Our design approach

We are interested in renegotiating the ways in which design is being framed and practised. By interrogating the power structures behind and critically reflecting on our own positions within this debate, we aim to establish and promote a new understanding of design and its potential political agency. Political with a small ‘p’, political regarding the contingent condition of our civic societies.

Design is commonly understood and formulated as a discipline concerned with aesthetics, form, and problem-solving. With the complex crises the world is facing these days, new directions and scopes have emerged in the discipline of design over the last decade: from participatory design to co-design, user-centered design to service design, critical design to design activism, open design to social design/design for social innovation and design for sustainability transition – just to name a few. What all of these directions have in common is a move away from the designer as sole author towards designer as co-author, co-creator, and co-producer. Here design intentions are motivated by complex social, political, or environmental issues. Designers have become problem-finders, facilitators, moderators, experimenters, and ‘mid-wives’, mediating between different stakeholders, interests, and disciplines, in order to assist (co-)design processes and outcomes with a growing set of tools and methods.
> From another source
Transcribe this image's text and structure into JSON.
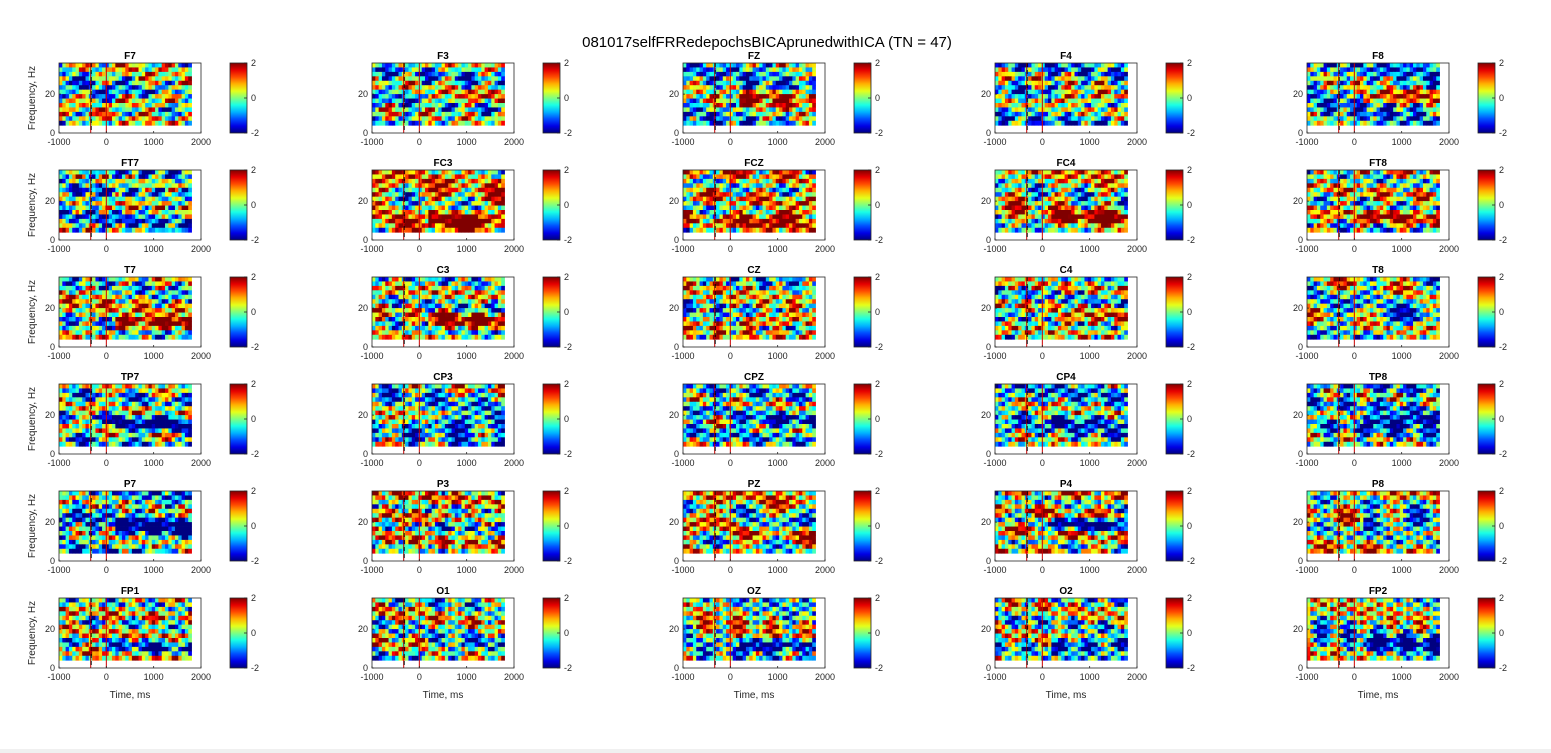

All of these new approaches and roles open up a range of yet unanswered questions: what are the power structures, privileges and dependencies behind these new relationships – between user, designer, client, and other stakeholders – and how do they enable those involved? How do they affect the effectiveness of behavioural and transition change, and how is the political agency of design levered? What emerging strategies and tactics can be mobilised to expand what design can do? And, in particular, WHO designs for WHOM: what if, for example, a group of “non-experts” motivated by the need to re-design their existing realities enables their own design? What is the role of the expert designer then? What are the new skills and knowledges necessary to inform the practices of these ‘new’ design agents, expert and non-expert alike? How can such practices be sustained? And how can we learn from each other in mutual ways and build each other’s agency?

Through our reflective practice and practice-led research projects, we aim to establish a dialogue between design practitioners, educators, researchers, students, activists, citizen, policy-makers, municipalities, and other stakeholders concerned with positive societal change, to fathom new fields of possibilities for everyone involved. Finally, our design approach is emergent and will keep evolving with new insights and understandings through our research and practice.